La denuncia di tali accordi, al contrario, aprirebbe i mercati dei paesi del Pacifico proprio ai prodotti cinesi, tanto avversati da Trump. Il suo protezionismo, tuttavia, andrà a scapito della produzione europea, se è vero che nel 2015 l’export della UE è superiore del 50% rispetto a quello degli USA in Europa.
Trump meno chiaro in politica estera
Meno chiare le linee di politica estera del neo-presidente: le alleanze militari in essere (leggi: NATO), saranno rinforzate ma solo in caso di interesse diretto degli Stati Uniti; altre ne saranno concluse (leggi: con la Russia) “per unire il mondo civilizzato contro il terrorismo degli estremisti islamici, che cancelleremo dalla faccia della Terra”.

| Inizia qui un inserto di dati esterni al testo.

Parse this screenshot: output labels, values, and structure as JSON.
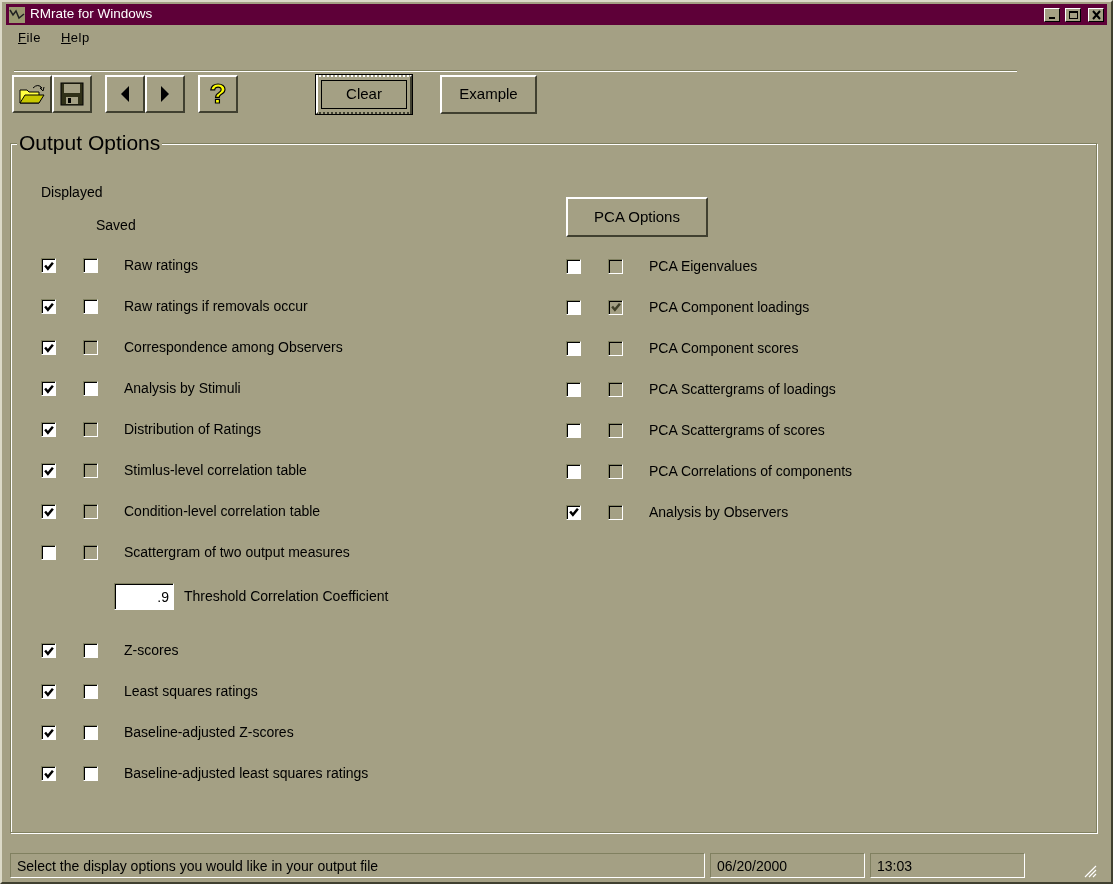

Dall'incrocio di tali affermazioni si legge, tra le righe, che, per il futuro, sarà ricomposto ogni attrito tra NATO e Russia (crisi ucraina, sanzioni economiche), perché gli USA non ne hanno alcun interesse a proseguire in tal senso. Gli Stati Uniti, inoltre, si serviranno della Russia per combattere il terrorismo islamico non solo nell'area Iraq-Siria, ma anche in Nord Africa. Un orizzonte, insomma, dove l'Unione Europea e la stessa UK della Brexit ha poco spazio politico.